The configuration files for a Virtual Ecosystem simulation can include a data configuration section. This can be used to automatically load multiple datasets into a Data object. The configuration file is TOML formatted and should contain an entry like the example below for each variable to be loaded.

[[core.data.variable]]
file_path = "'../../data/xy_dim.nc'"
var_name = "temp"

You can include core.data.variable tags in different files. This can be useful to group model-specific data with other model configuration options, and allow configuration files to be swapped in a more modular fashion.
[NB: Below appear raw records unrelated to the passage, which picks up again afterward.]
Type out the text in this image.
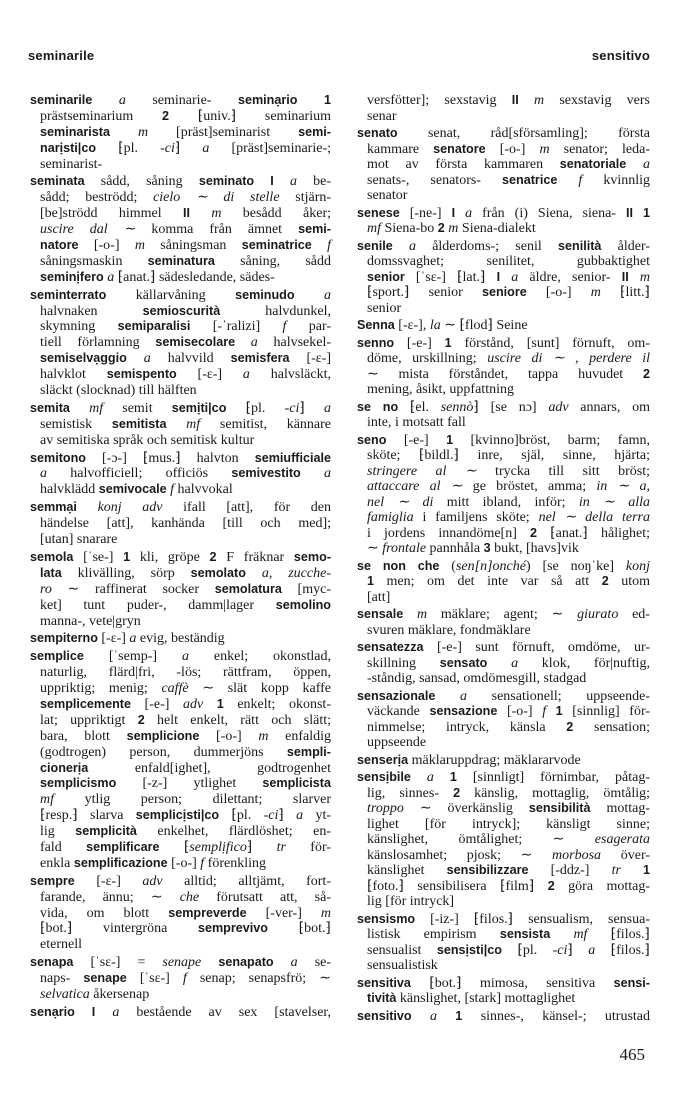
seminarile	sensitivo
seminarile a seminarie- seminạrio 1
prästseminarium 2 ⁅univ.⁆ seminarium
seminarista m [präst]seminarist semi-
narịsti|co ⁅pl. -ci⁆ a [präst]seminarie-;
seminarist-
seminata sådd, såning seminato I a be-
sådd; beströdd; cielo ∼ di stelle stjärn-
[be]strödd himmel II m besådd åker;
uscire dal ∼ komma från ämnet semi-
natore [-o-] m såningsman seminatrice f
såningsmaskin seminatura såning, sådd
seminịfero a ⁅anat.⁆ sädesledande, sädes-
seminterrato källarvåning seminudo a
halvnaken semioscurità halvdunkel,
skymning semiparalisi [-ˈralizi] f par-
tiell förlamning semisecolare a halvsekel-
semiselvạggio a halvvild semisfera [-ɛ-]
halvklot semispento [-ɛ-] a halvsläckt,
släckt (slocknad) till hälften
semita mf semit semịti|co ⁅pl. -ci⁆ a
semistisk semitista mf semitist, kännare
av semitiska språk och semitisk kultur
semitono [-ɔ-] ⁅mus.⁆ halvton semiufficiale
a halvofficiell; officiös semivestito a
halvklädd semivocale f halvvokal
semmại konj adv ifall [att], för den
händelse [att], kanhända [till och med];
[utan] snarare
semola [ˈse-] 1 kli, gröpe 2 F fräknar semo-
lata klivälling, sörp semolato a, zucche-
ro ∼ raffinerat socker semolatura [myc-
ket] tunt puder-, damm|lager semolino
manna-, vete|gryn
sempiterno [-ɛ-] a evig, beständig
semplice [ˈsemp-] a enkel; okonstlad,
naturlig, flärd|fri, -lös; rättfram, öppen,
uppriktig; menig; caffè ∼ slät kopp kaffe
semplicemente [-e-] adv 1 enkelt; okonst-
lat; uppriktigt 2 helt enkelt, rätt och slätt;
bara, blott semplicione [-o-] m enfaldig
(godtrogen) person, dummerjöns sempli-
cionerịa enfald[ighet], godtrogenhet
semplicismo [-z-] ytlighet semplicista
mf ytlig person; dilettant; slarver
⁅resp.⁆ slarva semplicịsti|co ⁅pl. -ci⁆ a yt-
lig semplicità enkelhet, flärdlöshet; en-
fald semplificare ⁅semplịfico⁆ tr för-
enkla semplificazione [-o-] f förenkling
sempre [-ɛ-] adv alltid; alltjämt, fort-
farande, ännu; ∼ che förutsatt att, så-
vida, om blott sempreverde [-ver-] m
⁅bot.⁆ vintergröna semprevivo ⁅bot.⁆
eternell
senapa [ˈsɛ-] = senape senapato a se-
naps- senape [ˈsɛ-] f senap; senapsfrö; ∼
selvatica åkersenap
senạrio I a bestående av sex [stavelser,
versfötter]; sexstavig II m sexstavig vers
senar
senato senat, råd[sförsamling]; första
kammare senatore [-o-] m senator; leda-
mot av första kammaren senatoriale a
senats-, senators- senatrice f kvinnlig
senator
senese [-ne-] I a från (i) Siena, siena- II 1
mf Siena-bo 2 m Siena-dialekt
senile a ålderdoms-; senil senilità ålder-
domssvaghet; senilitet, gubbaktighet
senior [ˈsɛ-] ⁅lat.⁆ I a äldre, senior- II m
⁅sport.⁆ senior seniore [-o-] m ⁅litt.⁆
senior
Senna [-ɛ-], la ∼ ⁅flod⁆ Seine
senno [-e-] 1 förstånd, [sunt] förnuft, om-
döme, urskillning; uscire di ∼ , perdere il
∼ mista förståndet, tappa huvudet 2
mening, åsikt, uppfattning
se no ⁅el. sennò⁆ [se nɔ] adv annars, om
inte, i motsatt fall
seno [-e-] 1 [kvinno]bröst, barm; famn,
sköte; ⁅bildl.⁆ inre, själ, sinne, hjärta;
stringere al ∼ trycka till sitt bröst;
attaccare al ∼ ge bröstet, amma; in ∼ a,
nel ∼ di mitt ibland, inför; in ∼ alla
famiglia i familjens sköte; nel ∼ della terra
i jordens innandöme[n] 2 ⁅anat.⁆ hålighet;
∼ frontale pannhåla 3 bukt, [havs]vik
se non che (sen[n]onché) [se noŋˈke] konj
1 men; om det inte var så att 2 utom
[att]
sensale m mäklare; agent; ∼ giurato ed-
svuren mäklare, fondmäklare
sensatezza [-e-] sunt förnuft, omdöme, ur-
skillning sensato a klok, för|nuftig,
-ståndig, sansad, omdömesgill, stadgad
sensazionale a sensationell; uppseende-
väckande sensazione [-o-] f 1 [sinnlig] för-
nimmelse; intryck, känsla 2 sensation;
uppseende
senserịa mäklaruppdrag; mäklararvode
sensịbile a 1 [sinnligt] förnimbar, påtag-
lig, sinnes- 2 känslig, mottaglig, ömtålig;
troppo ∼ överkänslig sensibilità mottag-
lighet [för intryck]; känsligt sinne;
känslighet, ömtålighet; ∼ esagerata
känslosamhet; pjosk; ∼ morbosa över-
känslighet sensibilizzare [-ddz-] tr 1
⁅foto.⁆ sensibilisera ⁅film⁆ 2 göra mottag-
lig [för intryck]
sensismo [-iz-] ⁅filos.⁆ sensualism, sensua-
listisk empirism sensista mf ⁅filos.⁆
sensualist sensịsti|co ⁅pl. -ci⁆ a ⁅filos.⁆
sensualistisk
sensitiva ⁅bot.⁆ mimosa, sensitiva sensi-
tività känslighet, [stark] mottaglighet
sensitivo a 1 sinnes-, känsel-; utrustad
465
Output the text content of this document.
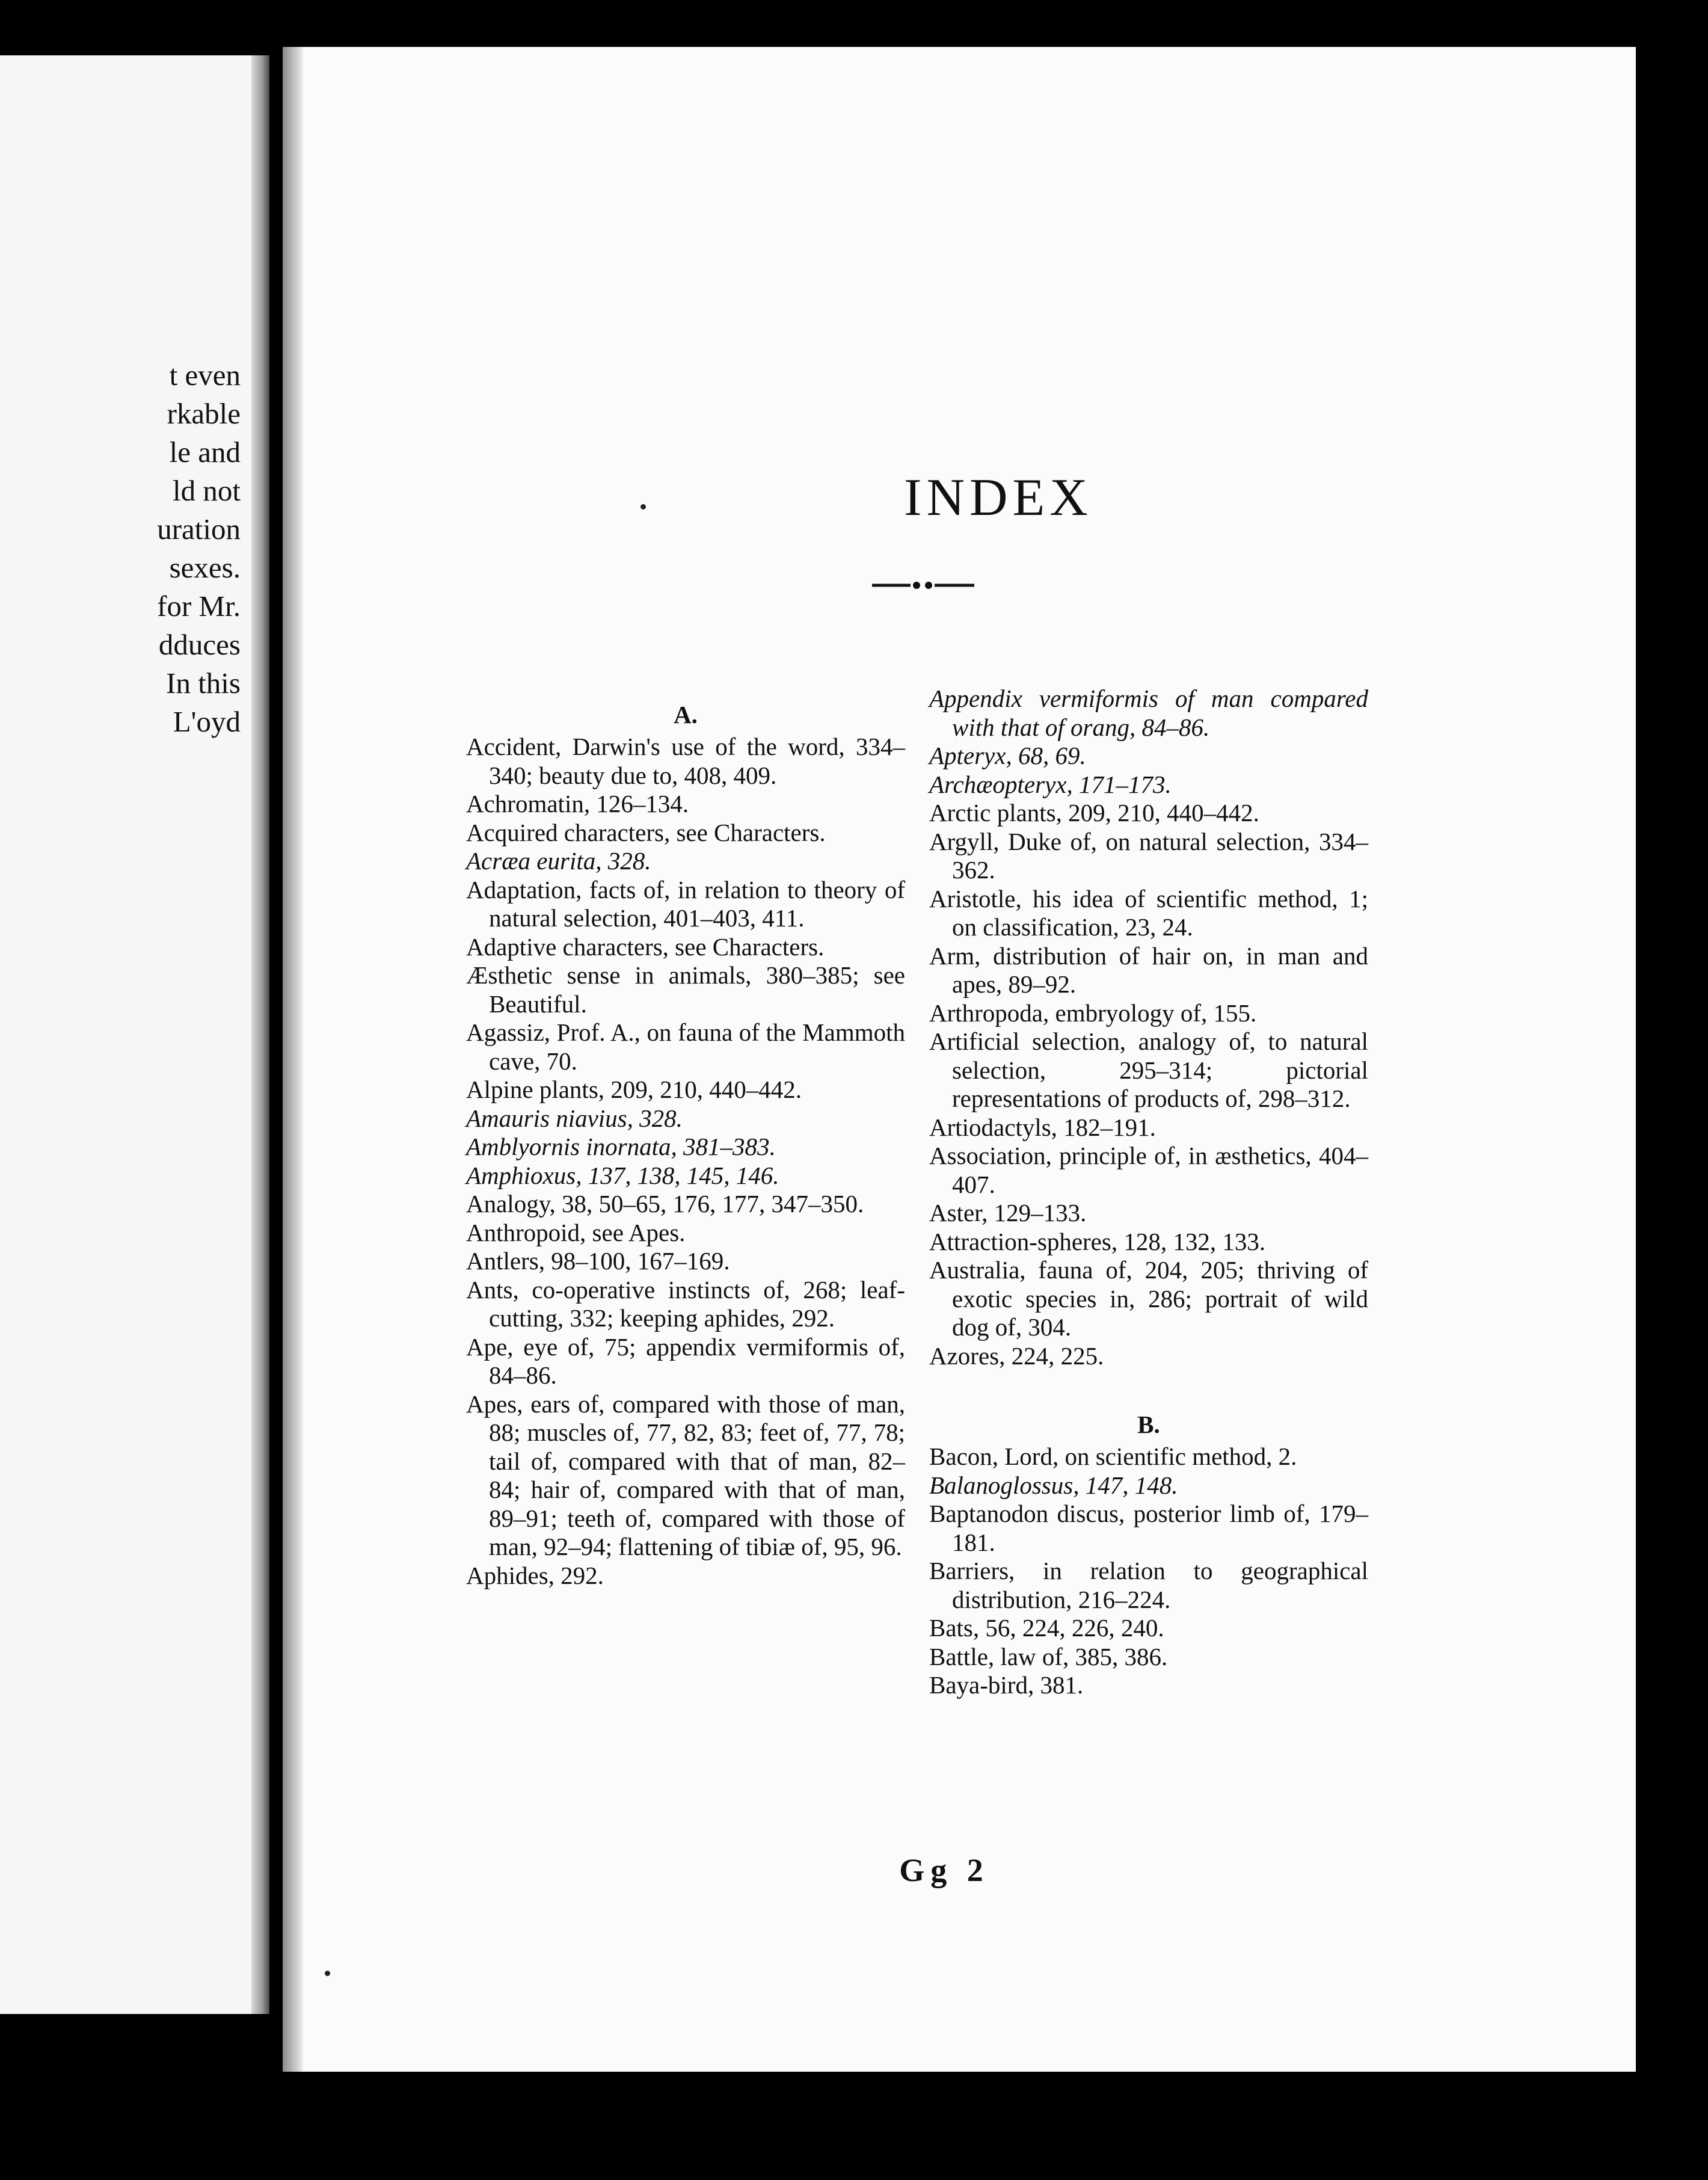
t even
rkable
le and
ld not
uration
sexes.
for Mr.
dduces
In this
L'oyd
INDEX
A.
Accident, Darwin's use of the word, 334–340; beauty due to, 408, 409.
Achromatin, 126–134.
Acquired characters, see Characters.
Acræa eurita, 328.
Adaptation, facts of, in relation to theory of natural selection, 401–403, 411.
Adaptive characters, see Characters.
Æsthetic sense in animals, 380–385; see Beautiful.
Agassiz, Prof. A., on fauna of the Mammoth cave, 70.
Alpine plants, 209, 210, 440–442.
Amauris niavius, 328.
Amblyornis inornata, 381–383.
Amphioxus, 137, 138, 145, 146.
Analogy, 38, 50–65, 176, 177, 347–350.
Anthropoid, see Apes.
Antlers, 98–100, 167–169.
Ants, co-operative instincts of, 268; leaf-cutting, 332; keeping aphides, 292.
Ape, eye of, 75; appendix vermiformis of, 84–86.
Apes, ears of, compared with those of man, 88; muscles of, 77, 82, 83; feet of, 77, 78; tail of, compared with that of man, 82–84; hair of, compared with that of man, 89–91; teeth of, compared with those of man, 92–94; flattening of tibiæ of, 95, 96.
Aphides, 292.
Appendix vermiformis of man compared with that of orang, 84–86.
Apteryx, 68, 69.
Archæopteryx, 171–173.
Arctic plants, 209, 210, 440–442.
Argyll, Duke of, on natural selection, 334–362.
Aristotle, his idea of scientific method, 1; on classification, 23, 24.
Arm, distribution of hair on, in man and apes, 89–92.
Arthropoda, embryology of, 155.
Artificial selection, analogy of, to natural selection, 295–314; pictorial representations of products of, 298–312.
Artiodactyls, 182–191.
Association, principle of, in æsthetics, 404–407.
Aster, 129–133.
Attraction-spheres, 128, 132, 133.
Australia, fauna of, 204, 205; thriving of exotic species in, 286; portrait of wild dog of, 304.
Azores, 224, 225.
B.
Bacon, Lord, on scientific method, 2.
Balanoglossus, 147, 148.
Baptanodon discus, posterior limb of, 179–181.
Barriers, in relation to geographical distribution, 216–224.
Bats, 56, 224, 226, 240.
Battle, law of, 385, 386.
Baya-bird, 381.
Gg 2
To load configuration data , you will typically use the cfg_paths argument to pass one or more TOML formatted configuration files to create a object. You can also use a string containing TOML formatted text or a list of TOML strings to create a configuration object:

data_toml = """[[core.data.variable]]
file_path = "../../data/xy_dim.nc"
var_name = "air_temperature"
"""

config_data = ConfigurationLoader(cfg_strings=data_toml)
config = generate_configuration(config_data.data)

[INFO] - config_builder - _load_config_toml_string(478) - Config TOML loaded from config strings

[INFO] - config_builder - _compile_data(374) - Configuration data compiled.

[INFO] - registry - _register_module(163) - Registering module: virtual_ecosystem.core

[INFO] - registry - _register_module(176) - Configuration class registered for virtual_ecosystem.core

[INFO] - config_builder - generate_configuration(629) - Configuration model built.

[INFO] - config_builder - generate_configuration(642) - Configuration validated.

The Config object can then be passed to the load_data_config method:

data.load_data_config(config.core)

[INFO] - data - load_data_config(327) - Loading data from configuration

[INFO] - readers - load_to_dataarray(266) - Loading variables from file ../../data/xy_dim.nc: air_temperature

[INFO] - data - __setitem__(237) - Replacing data array for 'air_temperature'

data

Data: ['air_temperature']

Data output#

The entire contents of the Data object can be output using the save_to_zarr() method:

data.save_to_zarr(output_file_path=output_file_path)

You can reduce the size of the output data by only saving specific variables:

variables_to_save = ["variable_a", "variable_b"]
data.save_to_zarr(
    output_file_path=output_file_path,
    variables_to_save=variables_to_save
)

In practise, when a simulation is running, the science models only write the current value of variables to the Data object. The main model code uses the save_current_state_to_zarr() method to build up a complete data store by appending variables at each time step.